Healer Hart snorted. “Assuming nobody on the Insider side of our duty area has stepped in a patch of poison ivy in the dark, anyway. Can you imagine the hand-wringing if one of our Sent watch-sitters actually had to respond to a call in the protected campgrounds?”
“We’d have heard already if that happened,” Flo said dismissively. Then she yawned. “Michael’s problem either way, though! I’m running off to bed the moment this bus stops in the compound. You won’t see anything but the dust cloud!”
“With any luck, I’ll finally get a proper feel for what the old grind actually feels like at this post,” Michael joked. “I know I’ve been off-layer a while, now, but I’m pretty sure the last few weeks have been atypical!”
“Don’t worry, you’ll be just as bored as you would on a high-layer base in about another week,” Flo predicted. “Well, that’ll be the Summer Fair – so maybe two weeks. The school-break campers will all go back Inside, the all-layers System checks will be done, Camp Constanza will be done having crazy special events and it’ll still be way too warm for the speeds. I’m sure we’ll still have newbies falling out of trees and calling us to set their broken bones, and all the usual new-Sending chaos. Just, you know, the normal chaos instead of the special edition chaos!”

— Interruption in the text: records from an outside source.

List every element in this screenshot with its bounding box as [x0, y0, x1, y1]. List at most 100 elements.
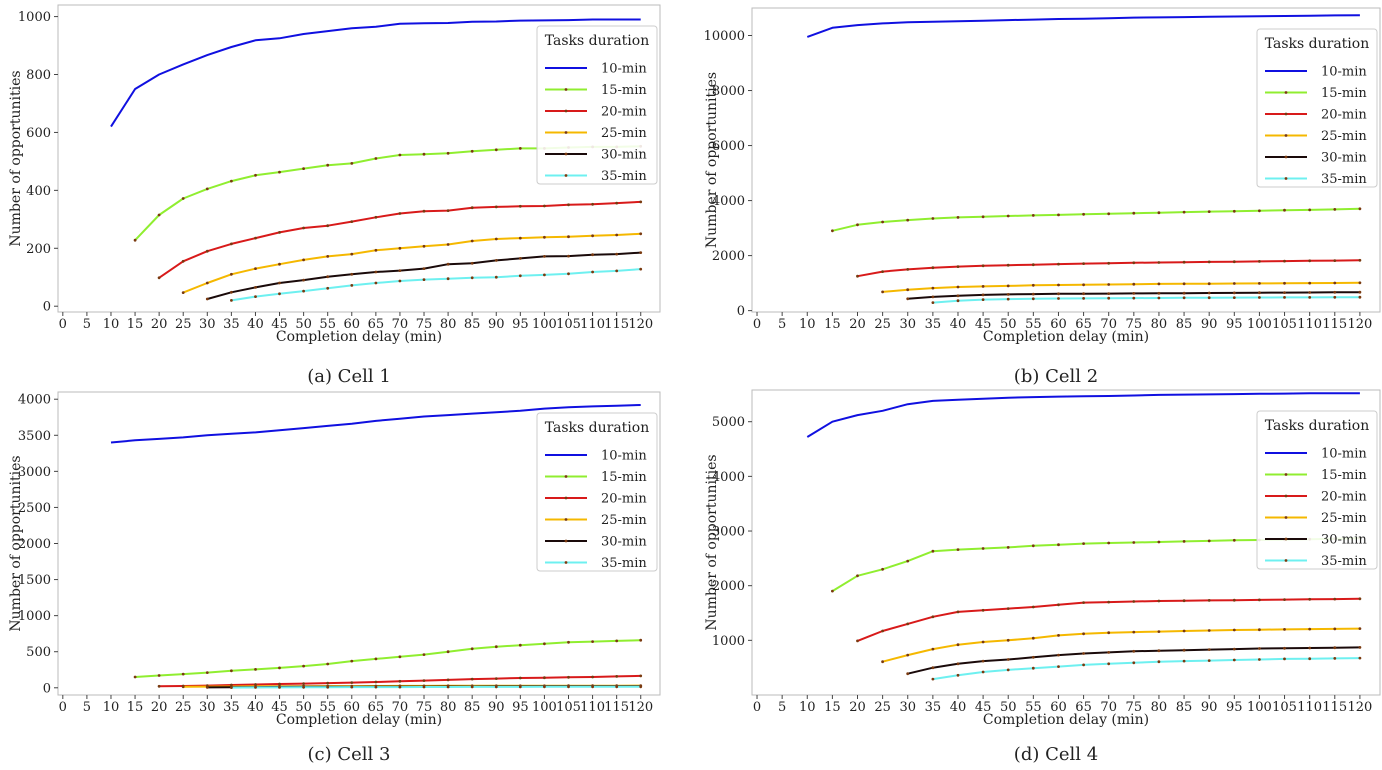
data-point [1031, 544, 1035, 548]
x-tick-label: 5 [778, 317, 786, 332]
x-tick-label: 0 [59, 317, 67, 332]
data-point [1082, 542, 1085, 545]
data-point [1132, 630, 1136, 634]
x-tick-label: 85 [1176, 317, 1193, 332]
legend-marker [564, 131, 568, 134]
data-point [470, 685, 474, 689]
y-tick-label: 0 [737, 304, 745, 319]
series-line-25-min [182, 232, 641, 294]
x-tick-label: 115 [1322, 317, 1347, 332]
data-point [639, 200, 643, 204]
data-point [374, 270, 378, 274]
data-point [494, 645, 498, 649]
x-tick-label: 35 [925, 700, 942, 715]
data-point [1006, 658, 1010, 661]
data-point [567, 235, 570, 239]
legend-label-25-min: 25-min [1321, 511, 1367, 526]
x-tick-label: 50 [295, 700, 312, 715]
data-point [956, 216, 960, 219]
y-tick-label: 500 [26, 645, 51, 660]
y-tick-label: 1000 [18, 609, 51, 624]
data-point [1107, 631, 1111, 635]
data-point [446, 685, 450, 689]
data-point [1157, 599, 1161, 603]
data-point [956, 673, 960, 677]
data-point [1157, 211, 1161, 215]
data-point [543, 255, 546, 258]
x-tick-label: 55 [1025, 700, 1042, 715]
data-point [1132, 211, 1136, 215]
data-point [615, 233, 619, 237]
data-point [881, 270, 884, 273]
data-point [278, 666, 281, 670]
data-point [1207, 291, 1211, 295]
data-point [1358, 597, 1362, 601]
x-tick-label: 60 [344, 317, 361, 332]
legend-marker [564, 88, 568, 91]
data-point [831, 229, 834, 233]
data-point [374, 157, 378, 160]
y-axis-label: Number of opportunities [704, 454, 720, 630]
x-tick-label: 35 [925, 317, 942, 332]
data-point [591, 234, 594, 238]
legend-title: Tasks duration [545, 33, 649, 49]
data-point [591, 202, 594, 206]
legend-label-35-min: 35-min [601, 169, 647, 184]
x-tick-label: 30 [899, 317, 916, 332]
data-point [494, 275, 498, 279]
data-point [254, 286, 257, 289]
data-point [881, 629, 884, 633]
x-tick-label: 45 [975, 700, 992, 715]
x-tick-label: 15 [127, 700, 144, 715]
data-point [398, 279, 402, 283]
data-point [906, 288, 910, 292]
data-point [398, 685, 402, 689]
data-point [422, 653, 426, 656]
data-point [1283, 281, 1286, 285]
series-line-25-min [882, 627, 1360, 663]
x-tick-label: 40 [950, 317, 967, 332]
data-point [1057, 283, 1060, 287]
x-tick-label: 35 [223, 317, 240, 332]
data-point [470, 206, 474, 210]
data-point [1308, 259, 1312, 263]
y-tick-label: 10000 [704, 29, 745, 44]
data-point [326, 286, 330, 290]
data-point [446, 678, 450, 682]
panel-caption: (c) Cell 3 [308, 744, 391, 765]
series-line-25-min [882, 281, 1360, 293]
chart-panel-3: 0 5 10 15 20 25 30 35 40 45 50 55 60 65 70 75 80 85 90 95 10… [8, 391, 661, 765]
data-point [1308, 627, 1312, 631]
data-point [254, 267, 257, 270]
legend-marker [1284, 177, 1288, 180]
data-point [615, 675, 619, 678]
data-point [1333, 281, 1337, 285]
data-point [1358, 295, 1362, 299]
data-point [1207, 648, 1211, 651]
data-point [931, 217, 935, 220]
series-line-10-min [806, 392, 1360, 438]
x-tick-label: 55 [319, 700, 336, 715]
data-point [1107, 296, 1111, 300]
data-point [1157, 261, 1161, 264]
data-point [639, 232, 643, 236]
x-tick-label: 85 [1176, 700, 1193, 715]
data-point [1082, 663, 1085, 667]
data-point [1107, 283, 1111, 286]
data-point [1057, 292, 1060, 296]
data-point [1057, 665, 1060, 668]
data-point [906, 653, 910, 657]
y-tick-label: 3000 [18, 465, 51, 480]
data-point [422, 267, 426, 270]
data-point [350, 284, 354, 287]
data-point [1258, 296, 1261, 299]
data-point [1182, 282, 1186, 286]
y-tick-label: 4000 [18, 393, 51, 408]
data-point [931, 615, 935, 619]
x-tick-label: 25 [175, 700, 192, 715]
data-point [326, 681, 330, 685]
x-tick-label: 120 [628, 700, 653, 715]
data-point [254, 295, 257, 298]
legend-marker [564, 496, 568, 500]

Michael leaned back in the bus seat with a chuckle. “I’m looking forward to it. The boredom, that is.”
Healer Hart agreed, “Boring is always good when you’re a Healer.”
“Boredom on the job anyway!” Flo said. “For off-shift options, though, I set my comm to download the latest season of The Longest Storm while we were in there with the good Wi-Fi! Let me just make sure it completed.”
The bus jostled as it rolled past the second gate, and Flo started tapping at her pocket data-pad. Michael watched out the front windshield, already looking for his first glimpse of the real sky (or at least, the real clouds). Flo held up her comm pad triumphantly, displaying the “download complete” message for her fellow passengers to see. A few quiet cheers came from the seats behind them; Flo was apparently in the habit of having streaming parties with her favorite shows, saving people with cheaper accounts the annoyance of trying to watch over the questionable Outside network connection.
Michael nodded, even though he personally wasn’t that excited about the stream show. He didn’t need to discuss his tastes in entertainment streams right that moment. His mind was still on the Sending, anyway, and how the three of them could best help all 1200-ish remaining Sent get through the rest of the season. To the other Rangers, he simply repeated, “I’m looking forward to it.”